I totally remember reading that silly little article. Just another empty attempt at explaining something completely beyond their current scope of understanding. I wanted to say, "yup, tried that and that and that and that and...still gay, Buster!"

I hope that Jeff Robinson reads what you have to say.

Alex said...

I know this post is old now, but I had to comment. Unlike Chedner, I did not immediately see that it confused cause and effect, but that's exactly what it does.
So did I not think about girls because I felt guilty, which caused me to be gay? Or did I not think about girls because I'm gay.
It is amazing though all those things it describes right. Like Beck I thought "Wow! That's me."
Ironically, maybe it strengthens that case for a genetic cause to homosexuality.
I have to say it had me convinced a few months ago, but that all started to crumble away recently.
Thanks for bookmarking this post. It's still very important.

mistahdoom said...

Dr. Robinson and Dr. Bradshaw both spoke at a joint session last weekend: "Homosexuality: Toward a Virtuous Response" (Strengthening the Family Conference). I have spoke as well with a client or two of Dr. Robinson's.

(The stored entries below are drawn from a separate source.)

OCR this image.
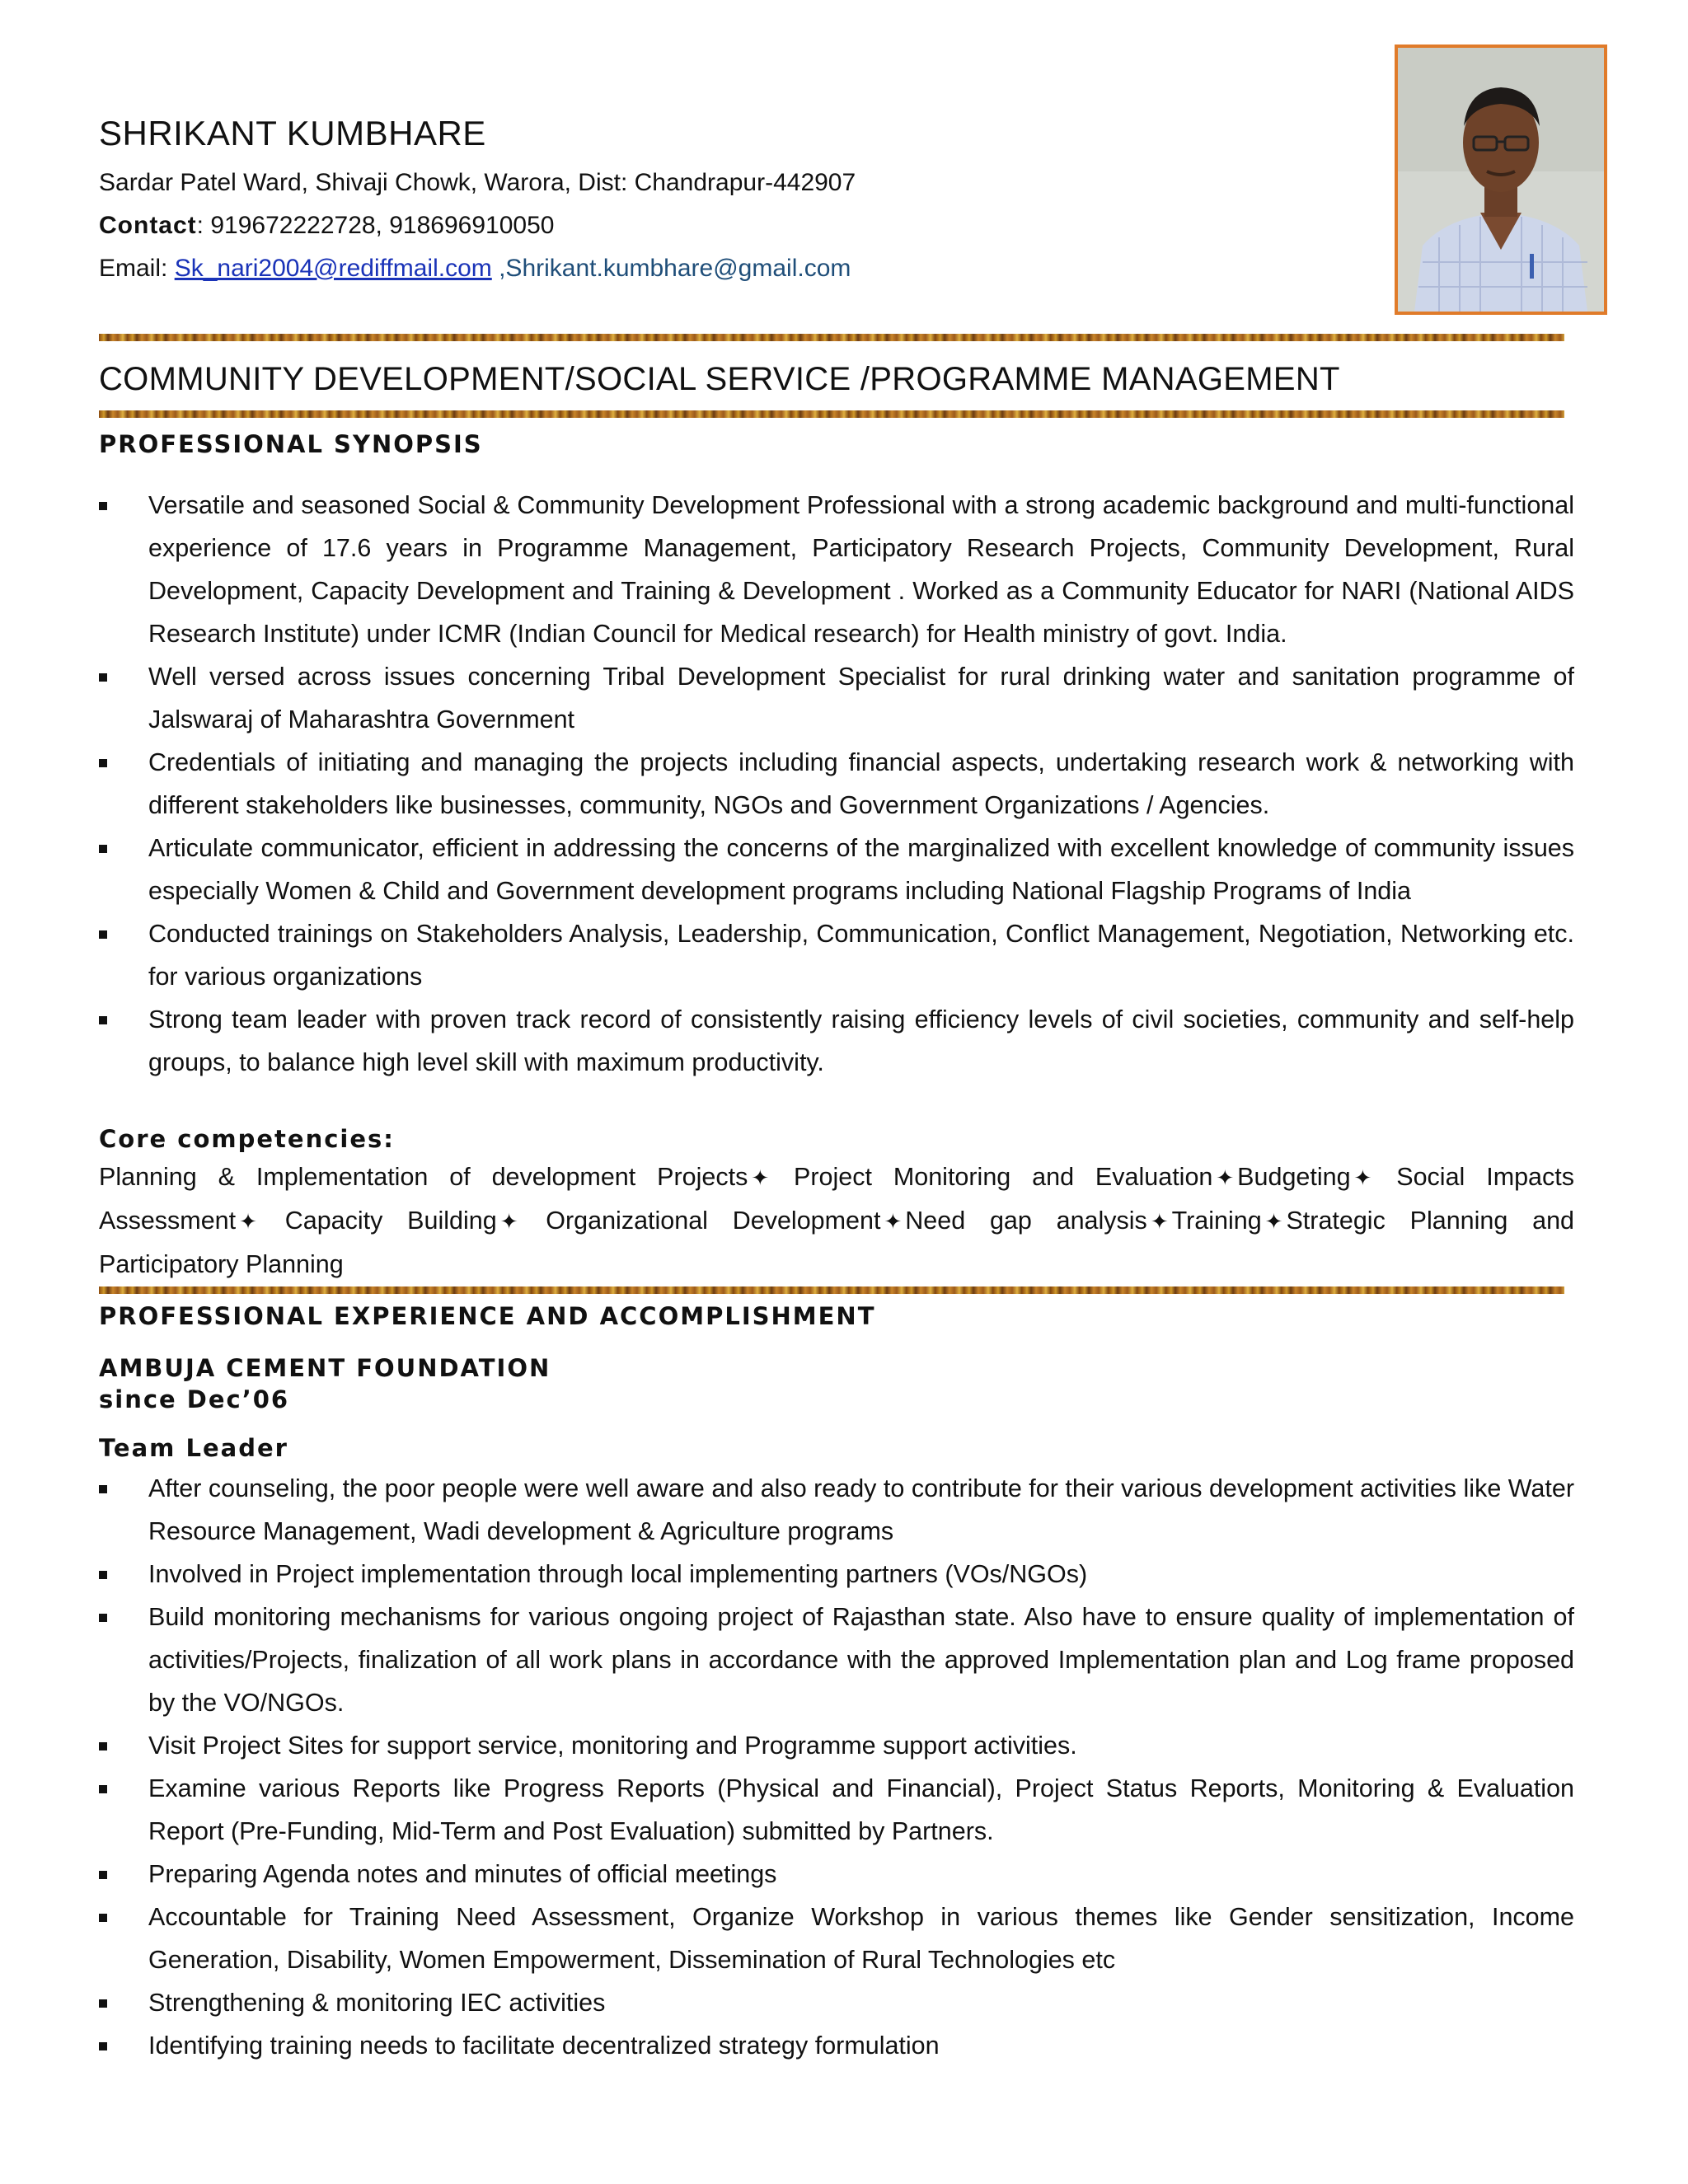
SHRIKANT KUMBHARE
Sardar Patel Ward, Shivaji Chowk, Warora, Dist: Chandrapur-442907
Contact: 919672222728, 918696910050
Email: Sk_nari2004@rediffmail.com ,Shrikant.kumbhare@gmail.com
COMMUNITY DEVELOPMENT/SOCIAL SERVICE /PROGRAMME MANAGEMENT
PROFESSIONAL SYNOPSIS
Versatile and seasoned Social & Community Development Professional with a strong academic background and multi-functional experience of 17.6 years in Programme Management, Participatory Research Projects, Community Development, Rural Development, Capacity Development and Training & Development . Worked as a Community Educator for NARI (National AIDS Research Institute) under ICMR (Indian Council for Medical research) for Health ministry of govt. India.
Well versed across issues concerning Tribal Development Specialist for rural drinking water and sanitation programme of Jalswaraj of Maharashtra Government
Credentials of initiating and managing the projects including financial aspects, undertaking research work & networking with different stakeholders like businesses, community, NGOs and Government Organizations / Agencies.
Articulate communicator, efficient in addressing the concerns of the marginalized with excellent knowledge of community issues especially Women & Child and Government development programs including National Flagship Programs of India
Conducted trainings on Stakeholders Analysis, Leadership, Communication, Conflict Management, Negotiation, Networking etc. for various organizations
Strong team leader with proven track record of consistently raising efficiency levels of civil societies, community and self-help groups, to balance high level skill with maximum productivity.
Core competencies:
Planning & Implementation of development Projects ✦ Project Monitoring and Evaluation ✦ Budgeting ✦ Social Impacts Assessment ✦ Capacity Building ✦ Organizational Development ✦ Need gap analysis ✦ Training ✦ Strategic Planning and Participatory Planning
PROFESSIONAL EXPERIENCE AND ACCOMPLISHMENT
AMBUJA CEMENT FOUNDATION
since Dec’06
Team Leader
After counseling, the poor people were well aware and also ready to contribute for their various development activities like Water Resource Management, Wadi development & Agriculture programs
Involved in Project implementation through local implementing partners (VOs/NGOs)
Build monitoring mechanisms for various ongoing project of Rajasthan state. Also have to ensure quality of implementation of activities/Projects, finalization of all work plans in accordance with the approved Implementation plan and Log frame proposed by the VO/NGOs.
Visit Project Sites for support service, monitoring and Programme support activities.
Examine various Reports like Progress Reports (Physical and Financial), Project Status Reports, Monitoring & Evaluation Report (Pre-Funding, Mid-Term and Post Evaluation) submitted by Partners.
Preparing Agenda notes and minutes of official meetings
Accountable for Training Need Assessment, Organize Workshop in various themes like Gender sensitization, Income Generation, Disability, Women Empowerment, Dissemination of Rural Technologies etc
Strengthening & monitoring IEC activities
Identifying training needs to facilitate decentralized strategy formulation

Emotions ran high, but I thought Dr. Robinson did an okay job at remaining civil and making some concessions regarding the immutability of sexual orientation and its causation. He seemed focused on helping those who are convinced that homosexuality is bad. I didn't appreciate his reinforcement of that belief or his description of homosexuality as a problem and a compulsive sexual behavior. On the other hand, for those who are unlikely to be persuaded that there's nothing inherently immoral about homosexuality, cordoning off the phenomenon by eroticizing it and focusing on moving forward in life can produce some partial relief for some. I dislike the approach because it relies on fabrication, but then so do most worldviews, religious and otherwise. Perhaps a particular deception is more pleasant for some than an uncomfortable, misfit reality in a fantastic, tenacious worldview. Anyway, thanks for revealing the superficiality.